Investigation of the double hydrogen transfer in porphycene, its 2,7,12,17-tetra-tert-butyl derivative, and their N-deuterated isotopologues revealed the dominant role of tunneling, even at room temperature in condensed phase. Ultrafast optical spectroscopy with polarized light employed in a wide range of temperatures allowed the identification and evaluation of contributions of two tunneling modes: vibrational ground-state tunneling, occurring from the zero vibrational level, and vibrationally activated, via a large amplitude, low-frequency mode. Good correspondence was found between the rates of incoherent tunneling occurring in condensed phase and the values estimated on the basis of tunneling splittings observed in molecules isolated in supersonic jets or helium nanodroplets. The results provide solid experimental insight into widely proposed quantum facets of ubiquitous hydrogen-transfer phenomena.

Toward understanding tautomeric switching in hydroxynaphthaldehydes: Characterization of electronic absorption spectra

Long-wavelength electronic absorption spectra of 4-hydroxy-1-naphthaldehyde, its dimer complexes, and 4-hydroxy-3-(piperidine-1-ylmethyl)-1-naphthaldehyde are investigated using time-dependent density functional theory with the TPSSh functional within a continuum solvation model. The results are correlated to recent experimental findings on solvent-, pH- and concentration-dependent absorption. It is confirmed that with decreasing wavelength the spectrum is dominated by the deprotonated (360 nm–400 nm), the dimer (340 nm–370 nm) and the monomer (< 280 nm) species. The potential use of hydroxynaphthaldehydes for the design of tautomeric switches is discussed.

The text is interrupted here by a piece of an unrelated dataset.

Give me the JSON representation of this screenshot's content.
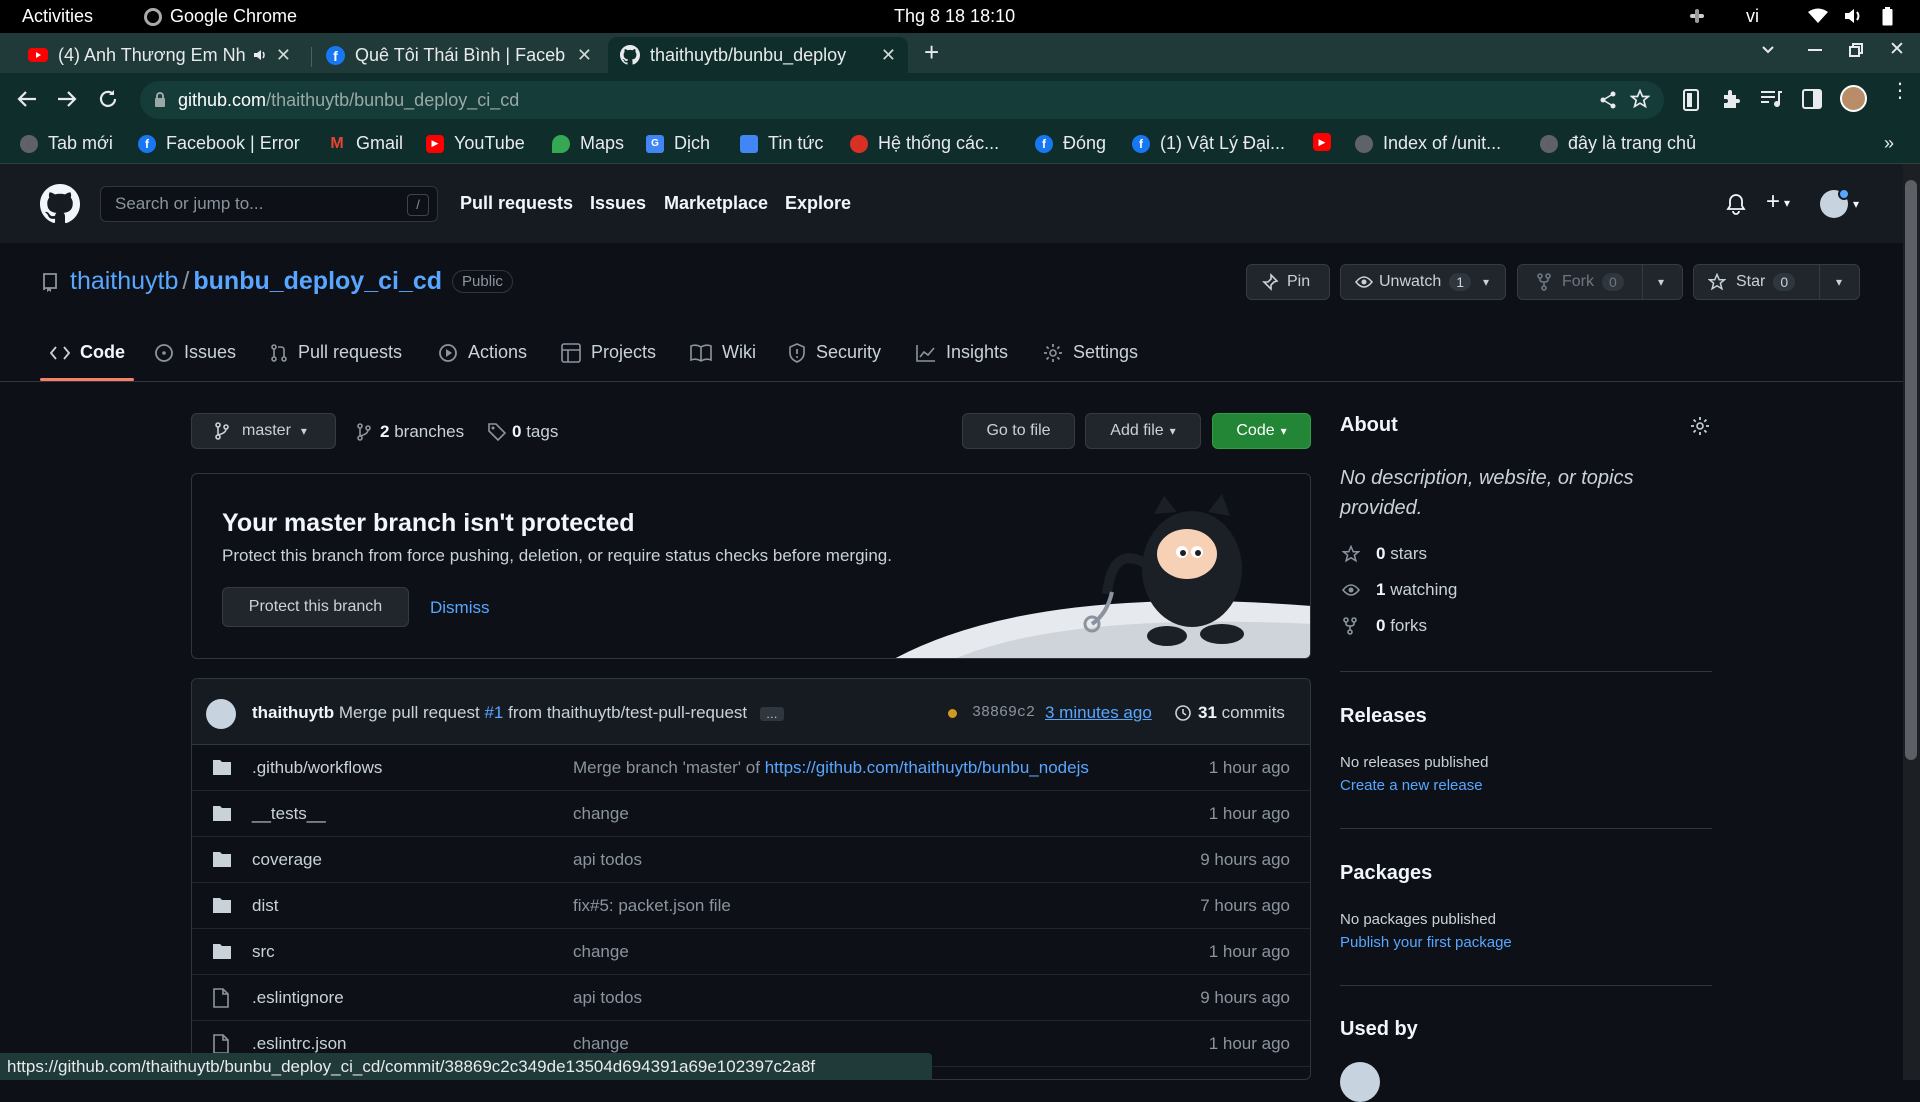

Double Hydrogen Transfer in Low Symmetry Porphycenes

The rate constants of intramolecular double hydrogen transfer have been determined for of tert-butyl-substituted porphycenes: 2-tert-butyl-, 2,7-di-tert-butyl-, 2,7,12-tri-tert-butyl-, and 2,7,12,17-tetra-tert-butylporphycene using femtosecond pump-probe polarization spectroscopy. The rates increase monotonically with the number of substituents. As is the case for other porphycenes studied so far, the tautomerization becomes slower after excitation to the lowest excited singlet state. The potential for the trans-trans self-exchange reaction is symmetrical in di- and tetra-tert-butyl substituted derivatives, but not for the singly and triply substituted ones. Our studies enabled determination of the relative populations of nonequivalent tautomers and thus of the equilibrium constants in S0 and S1 states, as well as estimation of ground and excited state activation energies for the tautomerization process.

The long and winding road to new porphycenes

We describe attempts — not always successful — made over the years to improve the efficiency of porphycene synthesis and to produce novel compounds, custom-designed for specific purposes. New porphycenes are reported, some of them obtained rather unexpectedly as by-products of the planned reactions. Structure and energy computations of possible tautomeric forms in porphycenes substituted by one, two, three, and four tert-butyl groups lead to predictions regarding the kinetics and mechanisms of intramolecular double hydrogen transfer. The occurrence of tautomerization in single molecules of tert-butylsubstituted porphycenes is demonstrated by using fluorescence polarization techniques.

Dual fluorescence in 9-amino-2,7,12,17-tetraphenylporphycene

The absorption spectrum of the asymmetric 9-amino-2,7,12,17-tetraphenylporphycene shows new, strongly red-shifted bands compared to the symmetric parental 2,7,12,17-tetraphenylporphycene and to the also asymmetric 9-acetoxy-2,7,12,17-tetraphenylporphycene. Dual emission is also observed with relative contributions that depend strongly on the excitation wavelength and temperature. The gap between the two fluorescence bands is 84 nm. Tautomerization in both the ground and excited states is shown to account for these observations, the 9-amino group being particularly able to selectively lower the energy of the first excited singlet state of just one of the trans tautomers. Introduction of amino groups in porphycenes may be a convenient way to gain a deeper insight into the tautomerization mechanisms in this macrocyclic core.